It may also be possible to configure a parser to move at network speed to keep up with the high volume of generated data logs. In some embodiments, preprocessing, tokenization, and/or post-processing may be executed on a Graphics Processing Unit (GPU) to achieve faster parsing without the need to communicate back and forth with host memory. It should be appreciated, however, that a Central Processing Unit (CPU) or other type of processing architecture may also be used without departing from the scope of the present disclosure.
Referring to FIGS. 1-6, an illustrative computing system 100 will be described in accordance with at least some embodiments of the present disclosure. A computing system 100 may include a communication network 104, which is configured to facilitate machine-to-machine communications. In some embodiments, the communication network 104 may enable communications between various types of machines, which may also be referred to herein as data sources 112. One or more of the data sources 112 may be provided as part of a common network infrastructure, meaning that the data sources 112 may be owned and/or operated by a common entity. In such a situation, the entity that owns and/or operates the network including the data sources 112 may be interested in obtaining data logs from the various data sources 112.
Non-limiting examples of data sources 112 may include communication endpoints (e.g., user devices, Personal Computers (PCs), computing devices, communication devices, Point of Service (PoS) devices, laptops, telephones, smartphones, tablets, wearables, etc.), network devices (e.g., routers, switches, servers, network access points, etc.), network border devices (e.g., firewalls, Session Border Controllers (SBCs), Network Address Translators (NATs), etc.), security devices (access control devices, card readers, biometric readers, locks, doors, etc.), and sensors (e.g., proximity sensors, motion sensors, light sensors, noise sensors, biometric sensors, etc.). A data source 112 may alternatively or additionally include a data storage area that is used to store data logs generated by various other machines connected to the communication network 104. The data storage area may correspond to a location or type of device that is used to temporarily store data logs until a processing system 108 is ready to retrieve and process the data logs.
In some embodiments, a processing system 108 is provided to receive data logs from the data sources 112 and parse the data logs for purposes of analyzing the content contained in the data logs. The processing system 108 may be executed on one or more servers that are also connected to the communication network 104. The processing system 108 may be configured to parse data logs and then evaluate/analyze the parsed data logs to determine if any of the information contained in the data logs includes actionable data events. The processing system 108 is depicted as a single component in the system 100 for ease of discussion and understanding. It should be appreciated that the processing system 108 and the components thereof (e.g., the processor 116, circuit(s) 124, and/or memory 128) may be deployed in any number of computing architectures. For instance, the processing system 108 may be deployed as a server, a collection of servers, a collection of blades in a single server, on bare metal, on the same premises as the data sources 112, in a cloud architecture (enterprise cloud or public cloud), and/or via one or more virtual machines.

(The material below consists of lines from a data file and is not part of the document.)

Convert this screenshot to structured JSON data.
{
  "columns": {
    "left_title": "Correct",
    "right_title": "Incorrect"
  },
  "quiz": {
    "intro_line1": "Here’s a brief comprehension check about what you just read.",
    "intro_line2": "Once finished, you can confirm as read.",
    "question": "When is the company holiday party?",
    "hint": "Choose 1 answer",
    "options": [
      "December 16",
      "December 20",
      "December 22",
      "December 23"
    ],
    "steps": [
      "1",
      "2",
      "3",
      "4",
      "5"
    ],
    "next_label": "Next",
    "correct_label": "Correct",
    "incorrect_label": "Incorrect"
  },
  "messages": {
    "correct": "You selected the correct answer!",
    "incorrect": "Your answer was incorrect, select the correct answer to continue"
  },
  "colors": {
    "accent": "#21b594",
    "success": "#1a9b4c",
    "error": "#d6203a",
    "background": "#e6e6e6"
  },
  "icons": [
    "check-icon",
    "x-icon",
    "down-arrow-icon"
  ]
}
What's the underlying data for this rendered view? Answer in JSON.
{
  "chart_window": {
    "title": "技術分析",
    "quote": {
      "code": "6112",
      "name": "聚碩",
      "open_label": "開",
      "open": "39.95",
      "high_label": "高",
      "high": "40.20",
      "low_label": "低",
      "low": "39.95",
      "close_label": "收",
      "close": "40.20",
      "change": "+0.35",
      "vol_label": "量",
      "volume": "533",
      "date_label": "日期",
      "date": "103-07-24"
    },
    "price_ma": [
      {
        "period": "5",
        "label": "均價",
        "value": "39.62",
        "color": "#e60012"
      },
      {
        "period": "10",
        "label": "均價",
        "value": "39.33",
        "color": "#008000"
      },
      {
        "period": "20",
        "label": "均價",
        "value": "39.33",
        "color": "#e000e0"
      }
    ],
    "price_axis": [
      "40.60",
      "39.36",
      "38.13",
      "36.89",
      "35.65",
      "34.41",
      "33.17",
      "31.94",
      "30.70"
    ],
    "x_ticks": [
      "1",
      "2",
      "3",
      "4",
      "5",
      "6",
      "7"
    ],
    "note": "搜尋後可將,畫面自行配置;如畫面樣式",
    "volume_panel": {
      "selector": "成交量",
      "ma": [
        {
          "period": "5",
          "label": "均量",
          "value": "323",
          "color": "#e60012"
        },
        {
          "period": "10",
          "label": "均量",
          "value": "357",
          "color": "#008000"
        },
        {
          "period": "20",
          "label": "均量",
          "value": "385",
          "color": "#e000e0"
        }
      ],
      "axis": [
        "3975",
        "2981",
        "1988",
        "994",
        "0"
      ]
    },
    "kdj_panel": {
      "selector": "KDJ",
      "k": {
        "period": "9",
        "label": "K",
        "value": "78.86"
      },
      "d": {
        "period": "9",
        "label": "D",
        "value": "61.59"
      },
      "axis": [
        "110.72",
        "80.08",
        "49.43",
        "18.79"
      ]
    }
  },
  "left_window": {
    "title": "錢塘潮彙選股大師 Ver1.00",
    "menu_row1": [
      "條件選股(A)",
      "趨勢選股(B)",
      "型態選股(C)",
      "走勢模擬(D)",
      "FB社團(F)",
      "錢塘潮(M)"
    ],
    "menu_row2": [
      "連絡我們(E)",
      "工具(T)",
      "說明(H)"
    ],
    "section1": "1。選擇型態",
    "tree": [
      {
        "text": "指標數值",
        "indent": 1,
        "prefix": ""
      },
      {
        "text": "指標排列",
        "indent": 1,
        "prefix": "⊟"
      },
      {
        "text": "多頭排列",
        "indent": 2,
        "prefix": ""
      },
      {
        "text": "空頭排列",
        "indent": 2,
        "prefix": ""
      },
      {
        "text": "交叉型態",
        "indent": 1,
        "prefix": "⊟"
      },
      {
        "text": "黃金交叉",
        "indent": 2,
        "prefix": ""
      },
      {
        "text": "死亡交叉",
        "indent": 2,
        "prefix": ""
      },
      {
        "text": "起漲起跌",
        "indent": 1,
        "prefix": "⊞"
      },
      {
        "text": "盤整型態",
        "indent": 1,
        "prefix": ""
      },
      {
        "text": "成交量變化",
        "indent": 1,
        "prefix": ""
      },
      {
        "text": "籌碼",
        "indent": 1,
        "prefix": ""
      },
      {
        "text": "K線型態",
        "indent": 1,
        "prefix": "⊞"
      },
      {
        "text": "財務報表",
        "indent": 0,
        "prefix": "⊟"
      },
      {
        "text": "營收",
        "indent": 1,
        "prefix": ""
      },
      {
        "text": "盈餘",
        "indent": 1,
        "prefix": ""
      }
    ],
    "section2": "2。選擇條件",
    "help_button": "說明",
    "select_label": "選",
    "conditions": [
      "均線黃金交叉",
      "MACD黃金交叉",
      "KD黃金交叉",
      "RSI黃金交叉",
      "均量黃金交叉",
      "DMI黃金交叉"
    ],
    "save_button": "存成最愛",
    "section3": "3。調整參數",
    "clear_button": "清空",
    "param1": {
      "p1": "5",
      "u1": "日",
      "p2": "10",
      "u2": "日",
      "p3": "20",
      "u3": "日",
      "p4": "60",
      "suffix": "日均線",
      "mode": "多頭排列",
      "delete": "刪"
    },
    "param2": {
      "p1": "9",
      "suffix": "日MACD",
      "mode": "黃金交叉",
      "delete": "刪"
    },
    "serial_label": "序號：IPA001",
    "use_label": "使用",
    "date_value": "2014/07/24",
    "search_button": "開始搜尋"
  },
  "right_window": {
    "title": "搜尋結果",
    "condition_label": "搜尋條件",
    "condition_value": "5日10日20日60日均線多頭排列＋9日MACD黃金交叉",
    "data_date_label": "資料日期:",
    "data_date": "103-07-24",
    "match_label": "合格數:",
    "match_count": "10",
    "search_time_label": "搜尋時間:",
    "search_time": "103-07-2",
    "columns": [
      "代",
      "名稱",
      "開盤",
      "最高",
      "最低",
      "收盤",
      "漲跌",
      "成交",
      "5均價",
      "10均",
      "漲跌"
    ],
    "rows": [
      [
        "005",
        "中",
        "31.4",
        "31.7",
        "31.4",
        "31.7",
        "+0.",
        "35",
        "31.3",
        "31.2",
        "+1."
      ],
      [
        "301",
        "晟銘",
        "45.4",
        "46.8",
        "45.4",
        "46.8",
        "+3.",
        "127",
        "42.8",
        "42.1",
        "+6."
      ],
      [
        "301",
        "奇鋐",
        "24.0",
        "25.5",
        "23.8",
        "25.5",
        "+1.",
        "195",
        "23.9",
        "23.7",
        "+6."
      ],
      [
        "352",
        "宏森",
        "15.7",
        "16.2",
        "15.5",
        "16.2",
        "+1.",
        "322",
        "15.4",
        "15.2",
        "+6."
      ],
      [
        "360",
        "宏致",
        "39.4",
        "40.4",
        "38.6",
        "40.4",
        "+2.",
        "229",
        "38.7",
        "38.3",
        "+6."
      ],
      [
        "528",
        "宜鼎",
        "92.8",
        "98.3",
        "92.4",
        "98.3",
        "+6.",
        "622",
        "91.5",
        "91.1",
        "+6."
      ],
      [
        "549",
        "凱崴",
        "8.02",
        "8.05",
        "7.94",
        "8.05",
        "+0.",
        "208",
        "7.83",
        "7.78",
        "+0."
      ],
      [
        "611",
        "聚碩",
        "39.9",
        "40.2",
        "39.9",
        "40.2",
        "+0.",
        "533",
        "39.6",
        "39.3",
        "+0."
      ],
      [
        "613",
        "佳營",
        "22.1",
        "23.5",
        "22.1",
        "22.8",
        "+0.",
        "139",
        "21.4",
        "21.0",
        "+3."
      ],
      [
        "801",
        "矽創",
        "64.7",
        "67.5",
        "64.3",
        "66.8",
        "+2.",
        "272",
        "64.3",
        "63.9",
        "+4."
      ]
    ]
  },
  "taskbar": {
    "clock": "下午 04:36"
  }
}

Non-limiting examples of a communication network 104 include an Internet Protocol (IP) network, an Ethernet network, an InfiniBand (IB) network, a FibreChannel network, the Internet, a cellular communication network, a wireless communication network, combinations thereof (E.g., Fibre Channel over Ethernet), variants thereof, and the like.
As mentioned above, the data sources 112 may be considered host devices, servers, network appliances, data storage devices, security devices, sensors, or combinations thereof. It should be appreciated that the data source(s) 112 may be assigned at least one network address and the format of the network address assigned thereto may depend upon the nature of the network 104.
The processing system 108 is shown to include a processor 116 and memory 128. While the processing system 108 is only shown to include one processor 116 and one memory 128, it should be appreciated that the processing system 108 may include one or many processing devices and/or one or many memory devices. The processor 116 may be configured to execute instructions stored in memory 128 and/or the neural network 132 stored in memory 128. As some non-limiting examples, the memory 128 may correspond to any appropriate type of memory device or collection of memory devices configured to store instructions and/or instructions. Non-limiting examples of suitable memory devices that may be used for memory 128 include Flash memory, Random Access Memory (RAM), Read Only Memory (ROM), variants thereof, combinations thereof, or the like. In some embodiments, the memory 128 and processor 116 may be integrated into a common device (e.g., a microprocessor may include integrated memory).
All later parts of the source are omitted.